La Loire est aussi « le miroir à composer. Miroir d’eau sans tain. » Et qui donne une image de la nature entière, avec toutes ses failles, ses obscurités, ses éclaircies. D’où souvent l’élision de l’article devant le nom et l’usage de la majuscule pour sortir de l’individualité. Ce que Philippe Beck rappelle par une citation de Pavese : « Le lieu mythique n’est pas le lieu individuellement unique, type sanctuaire ou lieux analogues, mais bien celui de nom commun, le pré, la forêt, la grotte, la plage, la clairière qui, dans son indétermination, évoque tous les prés, les forêts, etc., et les anime tous de son frisson symbolique. » Ce n’est plus la Loire, mais Loire, le pont ou le canal, mais Pont et Canal. Par cette sortie de l’unique, le parcours de Nantes à l’estuaire, et retour, deviennent méditation, mouvement vers soi : « « L’espace est le monde extérieur le plus intérieur » (Hermann Broch). »

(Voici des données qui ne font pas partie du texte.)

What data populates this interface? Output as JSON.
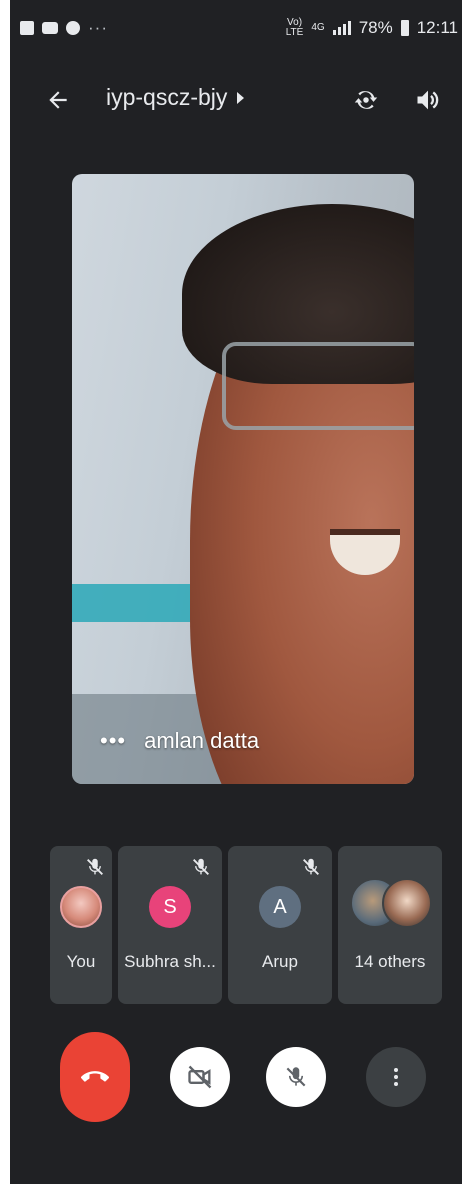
{
  "status_bar": {
    "notification_icons": [
      "gallery-icon",
      "youtube-icon",
      "facebook-icon"
    ],
    "overflow": "···",
    "network_top": "Vo)",
    "network_bottom": "LTE",
    "data_type_top": "4G",
    "battery": "78%",
    "time": "12:11"
  },
  "header": {
    "meeting_code": "iyp-qscz-bjy"
  },
  "main_video": {
    "participant_name": "amlan datta",
    "more_label": "•••"
  },
  "tiles": [
    {
      "name": "You",
      "avatar_type": "photo",
      "muted": true
    },
    {
      "name": "Subhra sh...",
      "avatar_letter": "S",
      "avatar_color": "#e8437a",
      "muted": true
    },
    {
      "name": "Arup",
      "avatar_letter": "A",
      "avatar_color": "#5f6f80",
      "muted": true
    },
    {
      "name": "14 others",
      "avatar_type": "group"
    }
  ],
  "colors": {
    "background": "#202124",
    "tile": "#3c4043",
    "end_call": "#ea4335",
    "control_light": "#ffffff"
  },
  "controls": {
    "end_call_icon": "call-end-icon",
    "camera_icon": "video-off-icon",
    "mic_icon": "mic-off-icon",
    "more_icon": "more-vert-icon"
  }
}
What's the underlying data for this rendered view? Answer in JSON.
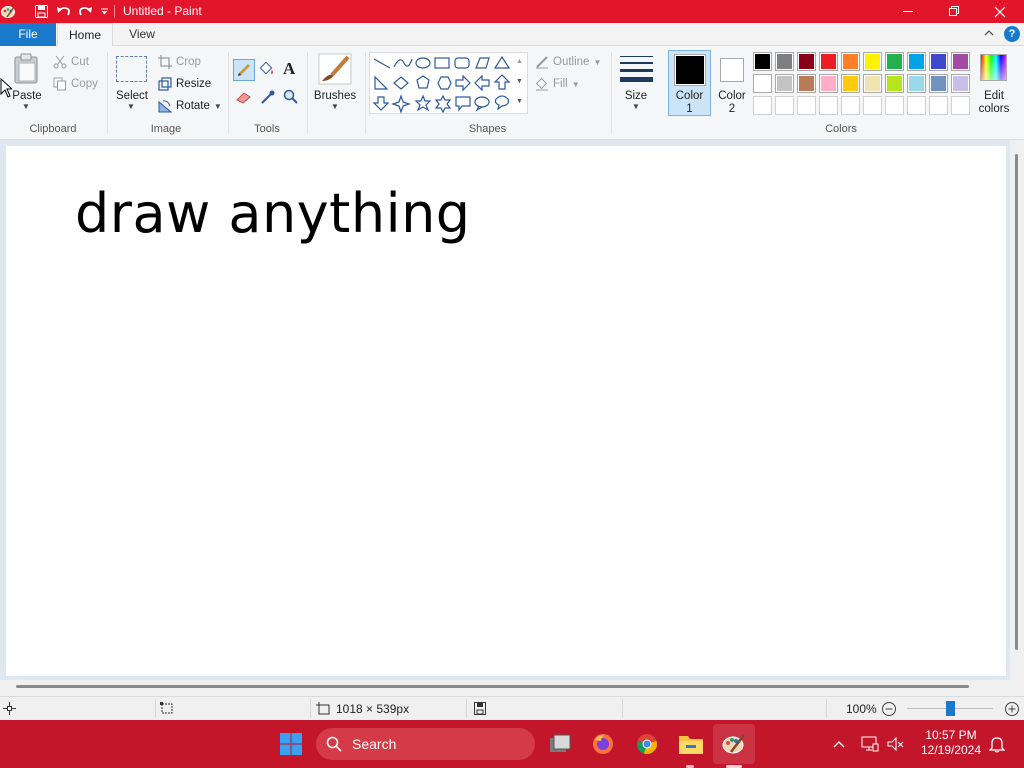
{
  "window": {
    "title": "Untitled - Paint",
    "accent_color": "#e3152a"
  },
  "tabs": [
    {
      "label": "File"
    },
    {
      "label": "Home"
    },
    {
      "label": "View"
    }
  ],
  "ribbon": {
    "clipboard": {
      "paste_label": "Paste",
      "cut_label": "Cut",
      "copy_label": "Copy",
      "group_label": "Clipboard"
    },
    "image": {
      "select_label": "Select",
      "crop_label": "Crop",
      "resize_label": "Resize",
      "rotate_label": "Rotate",
      "group_label": "Image"
    },
    "tools": {
      "group_label": "Tools"
    },
    "brushes": {
      "label": "Brushes"
    },
    "shapes": {
      "outline_label": "Outline",
      "fill_label": "Fill",
      "group_label": "Shapes"
    },
    "size": {
      "label": "Size"
    },
    "colors": {
      "color1_label_line1": "Color",
      "color1_label_line2": "1",
      "color2_label_line1": "Color",
      "color2_label_line2": "2",
      "edit_label_line1": "Edit",
      "edit_label_line2": "colors",
      "group_label": "Colors",
      "color1": "#000000",
      "color2": "#ffffff",
      "palette": [
        [
          "#000000",
          "#7f7f7f",
          "#880015",
          "#ed1c24",
          "#ff7f27",
          "#fff200",
          "#22b14c",
          "#00a2e8",
          "#3f48cc",
          "#a349a4"
        ],
        [
          "#ffffff",
          "#c3c3c3",
          "#b97a57",
          "#ffaec9",
          "#ffc90e",
          "#efe4b0",
          "#b5e61d",
          "#99d9ea",
          "#7092be",
          "#c8bfe7"
        ],
        [
          "#ffffff",
          "#ffffff",
          "#ffffff",
          "#ffffff",
          "#ffffff",
          "#ffffff",
          "#ffffff",
          "#ffffff",
          "#ffffff",
          "#ffffff"
        ]
      ]
    }
  },
  "canvas": {
    "text": "draw anything"
  },
  "status": {
    "dimensions": "1018 × 539px",
    "zoom": "100%",
    "zoom_slider_percent": 50
  },
  "taskbar": {
    "search_label": "Search",
    "time": "10:57 PM",
    "date": "12/19/2024"
  }
}
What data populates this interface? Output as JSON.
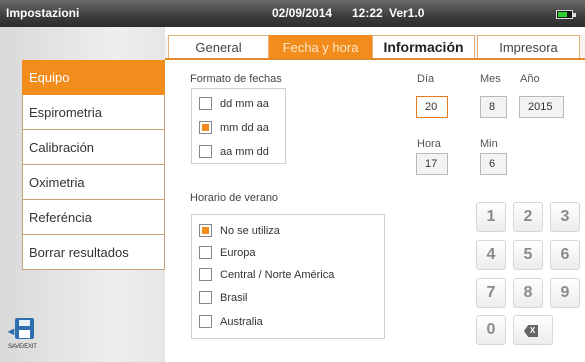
{
  "titlebar": {
    "app_title": "Impostazioni",
    "date": "02/09/2014",
    "time": "12:22",
    "version": "Ver1.0"
  },
  "tabs": [
    {
      "label": "General"
    },
    {
      "label": "Fecha y hora"
    },
    {
      "label": "Información"
    },
    {
      "label": "Impresora"
    }
  ],
  "sidebar": {
    "items": [
      {
        "label": "Equipo"
      },
      {
        "label": "Espirometria"
      },
      {
        "label": "Calibración"
      },
      {
        "label": "Oximetria"
      },
      {
        "label": "Referéncia"
      },
      {
        "label": "Borrar resultados"
      }
    ],
    "save_label": "SAVE/EXIT"
  },
  "date_format": {
    "label": "Formato de fechas",
    "options": [
      {
        "label": "dd mm aa",
        "checked": false
      },
      {
        "label": "mm dd aa",
        "checked": true
      },
      {
        "label": "aa mm dd",
        "checked": false
      }
    ]
  },
  "dst": {
    "label": "Horario de verano",
    "options": [
      {
        "label": "No se utiliza",
        "checked": true
      },
      {
        "label": "Europa",
        "checked": false
      },
      {
        "label": "Central / Norte América",
        "checked": false
      },
      {
        "label": "Brasil",
        "checked": false
      },
      {
        "label": "Australia",
        "checked": false
      }
    ]
  },
  "datetime": {
    "day_label": "Día",
    "month_label": "Mes",
    "year_label": "Año",
    "day": "20",
    "month": "8",
    "year": "2015",
    "hour_label": "Hora",
    "min_label": "Min",
    "hour": "17",
    "min": "6"
  },
  "keypad": {
    "keys": [
      "1",
      "2",
      "3",
      "4",
      "5",
      "6",
      "7",
      "8",
      "9",
      "0"
    ],
    "backspace_label": "X"
  },
  "colors": {
    "accent": "#f28c1c",
    "battery": "#2ed12e"
  }
}
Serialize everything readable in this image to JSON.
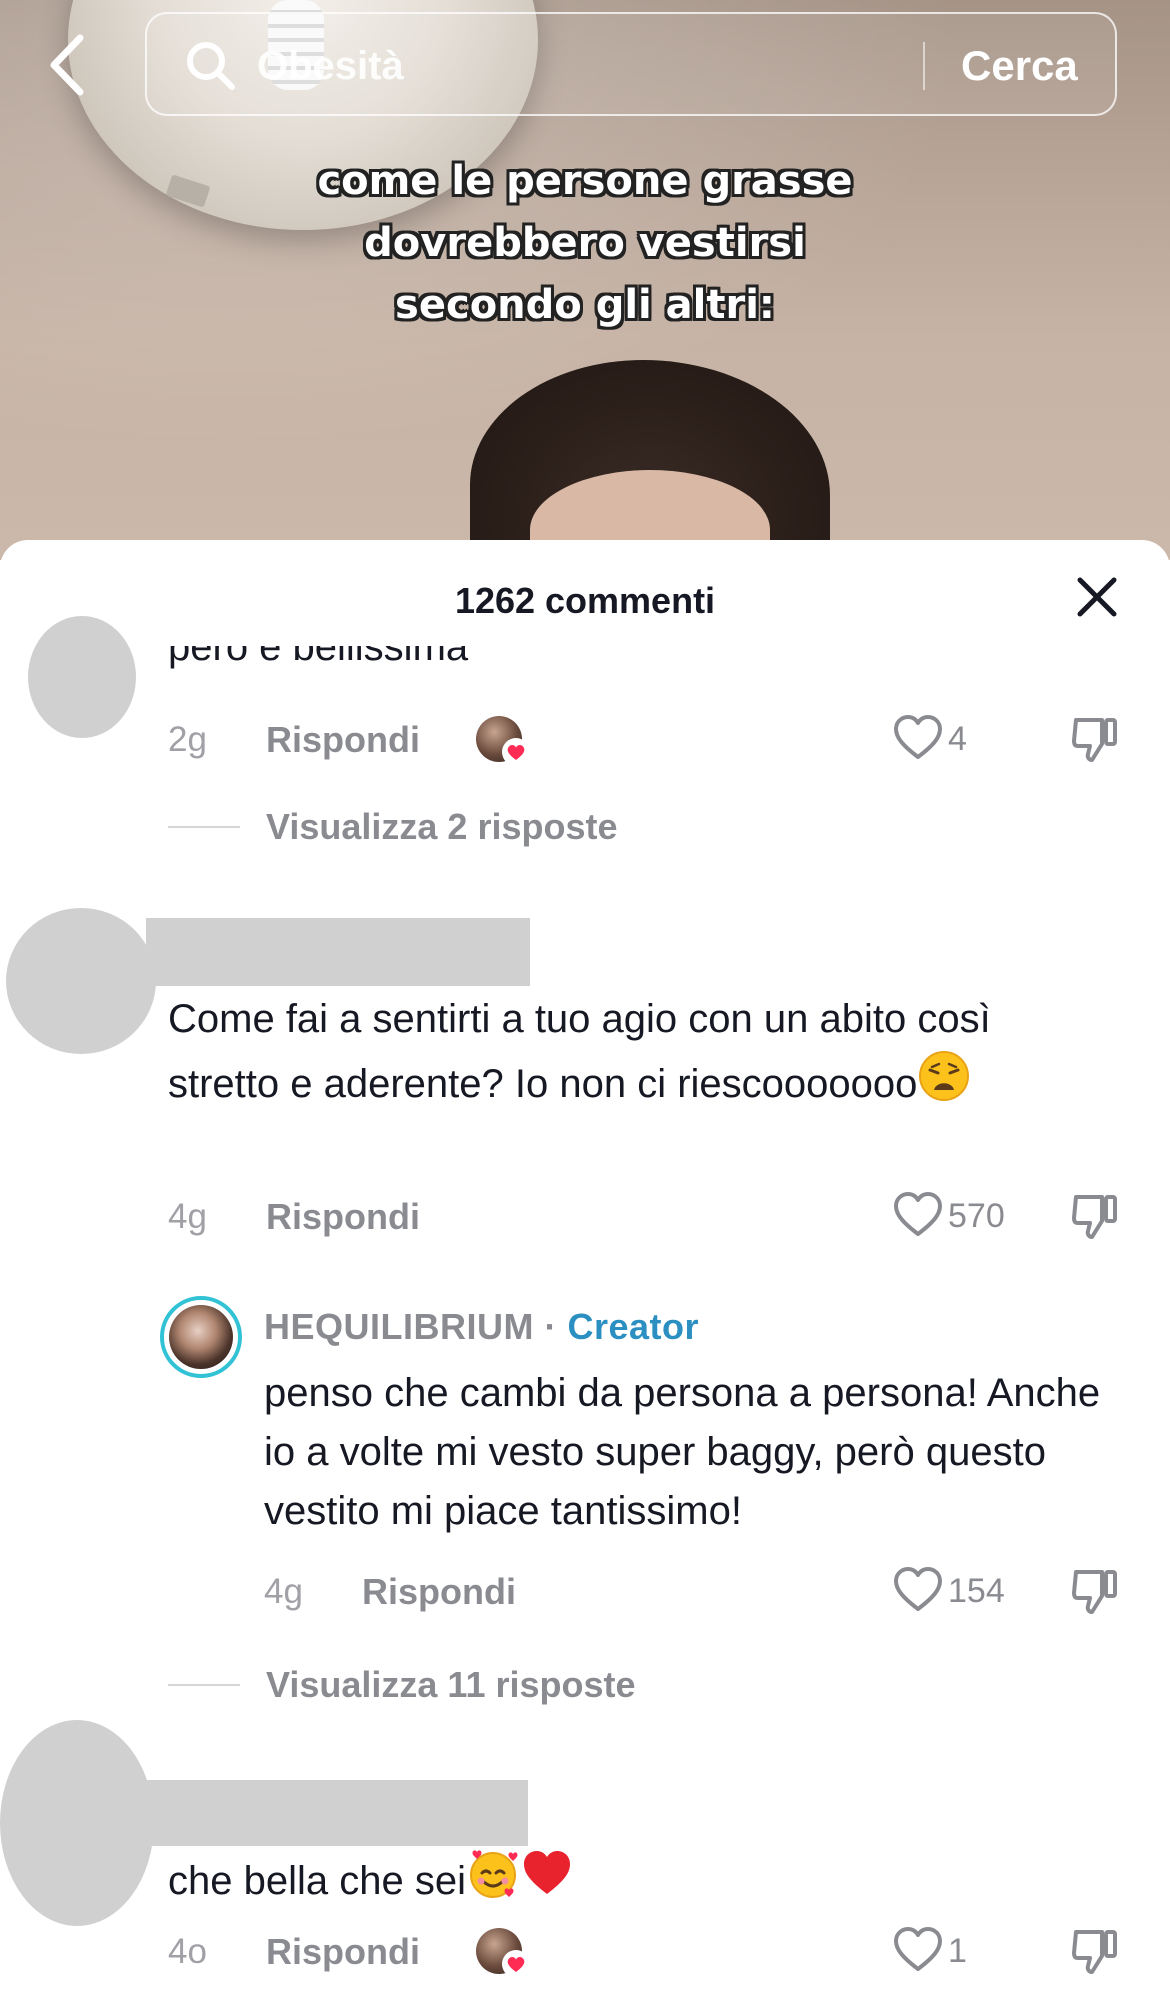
{
  "video": {
    "caption_lines": [
      "come le persone  grasse",
      "dovrebbero vestirsi",
      "secondo gli altri:"
    ]
  },
  "search": {
    "query": "Obesità",
    "submit_label": "Cerca",
    "icons": {
      "back": "chevron-left-icon",
      "search": "search-icon"
    }
  },
  "sheet": {
    "title": "1262 commenti",
    "close_icon": "close-icon"
  },
  "comments": [
    {
      "text": "però è bellissima",
      "time": "2g",
      "reply_label": "Rispondi",
      "likes": "4",
      "creator_liked": true,
      "view_replies": "Visualizza 2 risposte"
    },
    {
      "text": "Come fai a sentirti a tuo agio con un abito così stretto e aderente? Io non ci riescooooooo",
      "emoji": "weary-face",
      "time": "4g",
      "reply_label": "Rispondi",
      "likes": "570"
    },
    {
      "author": "HEQUILIBRIUM",
      "separator": " · ",
      "badge": "Creator",
      "text": "penso che cambi da persona a persona! Anche io a volte mi vesto super baggy, però questo vestito mi piace tantissimo!",
      "time": "4g",
      "reply_label": "Rispondi",
      "likes": "154",
      "view_replies": "Visualizza 11 risposte"
    },
    {
      "text": "che bella che sei",
      "emoji": [
        "smiling-face-with-hearts",
        "red-heart"
      ],
      "time": "4o",
      "reply_label": "Rispondi",
      "likes": "1",
      "creator_liked": true
    }
  ],
  "colors": {
    "creator_badge": "#2b8fc2",
    "creator_ring": "#31c2d5",
    "text_primary": "#161823",
    "text_secondary": "#8a8b91",
    "mini_heart": "#fe2c55"
  }
}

L’usage régulier de la citation, de noms ou le renvoi à des peintres contribuent à éloigner de la représentation, à déplacer vers la littérature ce qui est rapporté d’un simple parcours. Henri James, Hopkins, Nerval, Rilke, Turner, Jean Renoir, Hugo, Leonid Tsypkine, Zhang Dai, Balzac, Celan, Segalen — d’autres, Thoreau souvent. De la Loire comme un journal où se mêlent aux vers et proses de Philippe Beck les moments de ses lectures, autres parcours. « Rivières et nuages font le liant dans le chant dehors. « N’est-ce pas comme si j’étais paisible, quand je trouve, au dehors, sous le ciel ardent, d’autres difficultés et d’autres excès que ceux de mon cœur ? » Senancour sort et devient description. Des descriptions. (Peine a tendance à rentrer dans son cas.) »
Philippe Beck, De la Loire, Argol, 2008, 17€.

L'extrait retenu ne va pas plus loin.